Dans la première partie de leurs travaux, les auteurs se sont attachés à démontrer que le rotavirus pouvait déclencher un diabète chez les rongeurs, d’où le titre de l’article « Does rotavirus turn on type 1 diabetes (1) (le rotavirus a-t-il causé le diabète de type 1).

Hypothèse plausible
Ils ont identifié certaines protéines virales, pouvant « tromper » les cellules T, responsables de la destruction auto-immune des cellules bêta, et les inciter à se retourner contre les cellules bêta. Le postulat, selon lequel le rotavirus est susceptible de provoquer un diabète de type 1, est donc plausible. Le mécanisme invoqué est très complexe, et je ne le décrirais donc point.

« L’incidence du diabète de type 1 chez l’enfant a fortement augmenté dans la deuxième moitié du 20e siècle »

Des études épidémiologiques, avec spécifications génétiques, ont révélé à ce groupe australien, qu’un facteur environnemental devait jouer un rôle très important dans l’apparition d’un diabète de type 1 chez l’enfant.

Une intéressante observation est tirée d’une coutume australienne, le « rooming-in » des mères et de leur enfant, c’est-à-dire de rester en chambre avec l’enfant, au lieu de le placer celui-ci dans une nursery où les infections par rotavirus sont, bien entendu, beaucoup plus fréquentes. L’enfant avec sa mère est donc protégé en quelque sorte d’une infection par ce virus.

Des résultats étonnants
De là est venue l’idée de vacciner ces enfants contre les rotavirus. Après s’être assuré que ledit vaccin ne déclenchait pas une réaction susceptible de provoquer le diabète, les auteurs ont étudié, sur une période de 16 ans, deux populations, une avant l’introduction du vaccin, et une après l’introduction.
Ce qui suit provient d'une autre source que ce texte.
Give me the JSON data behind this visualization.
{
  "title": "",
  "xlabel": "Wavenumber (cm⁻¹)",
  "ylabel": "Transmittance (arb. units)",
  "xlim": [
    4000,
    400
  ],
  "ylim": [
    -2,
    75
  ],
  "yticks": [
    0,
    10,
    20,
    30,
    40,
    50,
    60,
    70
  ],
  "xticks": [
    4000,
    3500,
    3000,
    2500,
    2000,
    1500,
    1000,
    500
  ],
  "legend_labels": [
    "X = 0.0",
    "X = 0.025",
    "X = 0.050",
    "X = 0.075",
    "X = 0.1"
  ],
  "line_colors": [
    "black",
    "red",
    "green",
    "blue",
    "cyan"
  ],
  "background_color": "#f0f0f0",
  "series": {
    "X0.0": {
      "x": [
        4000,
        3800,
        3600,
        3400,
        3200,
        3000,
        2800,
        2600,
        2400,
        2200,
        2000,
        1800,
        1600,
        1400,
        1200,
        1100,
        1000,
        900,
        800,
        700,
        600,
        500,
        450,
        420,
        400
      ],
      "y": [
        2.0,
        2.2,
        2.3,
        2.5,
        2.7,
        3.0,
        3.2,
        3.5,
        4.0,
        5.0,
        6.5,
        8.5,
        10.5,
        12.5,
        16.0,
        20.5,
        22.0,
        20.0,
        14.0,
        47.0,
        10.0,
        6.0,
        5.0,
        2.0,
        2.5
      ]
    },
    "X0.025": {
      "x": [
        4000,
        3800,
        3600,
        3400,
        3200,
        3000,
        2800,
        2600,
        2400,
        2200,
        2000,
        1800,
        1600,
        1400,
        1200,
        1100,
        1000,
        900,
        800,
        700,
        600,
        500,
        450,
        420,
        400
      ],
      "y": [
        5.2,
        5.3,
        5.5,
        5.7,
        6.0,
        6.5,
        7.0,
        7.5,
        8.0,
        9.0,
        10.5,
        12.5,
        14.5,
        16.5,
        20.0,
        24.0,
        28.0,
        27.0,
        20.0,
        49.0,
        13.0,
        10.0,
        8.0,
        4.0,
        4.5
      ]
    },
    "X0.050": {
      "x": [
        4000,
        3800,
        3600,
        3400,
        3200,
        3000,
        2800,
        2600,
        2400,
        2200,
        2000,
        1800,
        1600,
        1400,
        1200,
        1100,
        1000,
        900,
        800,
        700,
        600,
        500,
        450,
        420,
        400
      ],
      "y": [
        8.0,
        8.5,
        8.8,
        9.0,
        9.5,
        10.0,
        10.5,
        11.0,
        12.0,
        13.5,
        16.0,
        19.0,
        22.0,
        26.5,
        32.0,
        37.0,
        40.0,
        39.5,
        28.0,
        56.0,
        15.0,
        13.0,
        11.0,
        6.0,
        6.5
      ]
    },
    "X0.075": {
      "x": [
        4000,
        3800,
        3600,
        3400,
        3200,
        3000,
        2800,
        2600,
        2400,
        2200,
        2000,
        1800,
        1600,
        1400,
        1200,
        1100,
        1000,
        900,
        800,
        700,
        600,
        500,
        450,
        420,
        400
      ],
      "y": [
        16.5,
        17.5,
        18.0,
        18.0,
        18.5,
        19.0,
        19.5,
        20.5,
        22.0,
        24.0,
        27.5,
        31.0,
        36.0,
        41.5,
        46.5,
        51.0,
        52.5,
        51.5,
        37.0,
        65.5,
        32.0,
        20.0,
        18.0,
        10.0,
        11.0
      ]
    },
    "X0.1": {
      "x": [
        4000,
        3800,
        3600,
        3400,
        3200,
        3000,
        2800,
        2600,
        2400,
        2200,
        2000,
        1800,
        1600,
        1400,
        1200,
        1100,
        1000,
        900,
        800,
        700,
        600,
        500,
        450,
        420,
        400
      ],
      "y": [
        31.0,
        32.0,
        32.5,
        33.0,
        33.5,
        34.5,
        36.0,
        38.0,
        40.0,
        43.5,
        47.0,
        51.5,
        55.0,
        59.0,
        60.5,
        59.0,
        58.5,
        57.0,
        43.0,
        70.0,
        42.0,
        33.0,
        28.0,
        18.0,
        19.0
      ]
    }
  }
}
Dans les huit ans avant la vaccination, l’incidence du diabète de type 1 était de 24,4 cas par 100’000 enfants par an. Par contre, chez les enfants vaccinés, cette incidence a diminué de 15 % !

D’autres observations menées aux Etats-Unis, de 2001 à 2017, chez un million et demi d’enfants, a également montré les faits suivants :
– Chez les enfants non vaccinés, l’incidence du diabète était de 20,6 pour 100’000 enfants par an,
– Mais seulement de 12,2 par 100’000 enfants par an, c’est-à-dire une baisse de 41 % !

On ne peut affirmer que la vaccination contre le rotavirus est un moyen infaillible pour protéger l’enfant d’un diabète de type 1. D’autres travaux doivent être menés pour mieux comprendre exactement le mécanisme responsable, par lequel le rotavirus peut déclencher un diabète, et dont la vaccination peut protéger, plus ou moins, un enfant à risque de développer cette affection métabolique.

Peut-être que ces travaux pourront contribuer à diminuer les courants anti-vaccinaux qui font florès dans certains pays.

(1) L’article « Does rotavirus turn on type 1 diabetes », Léonard L. Harrison and al., 10 octobre 2019.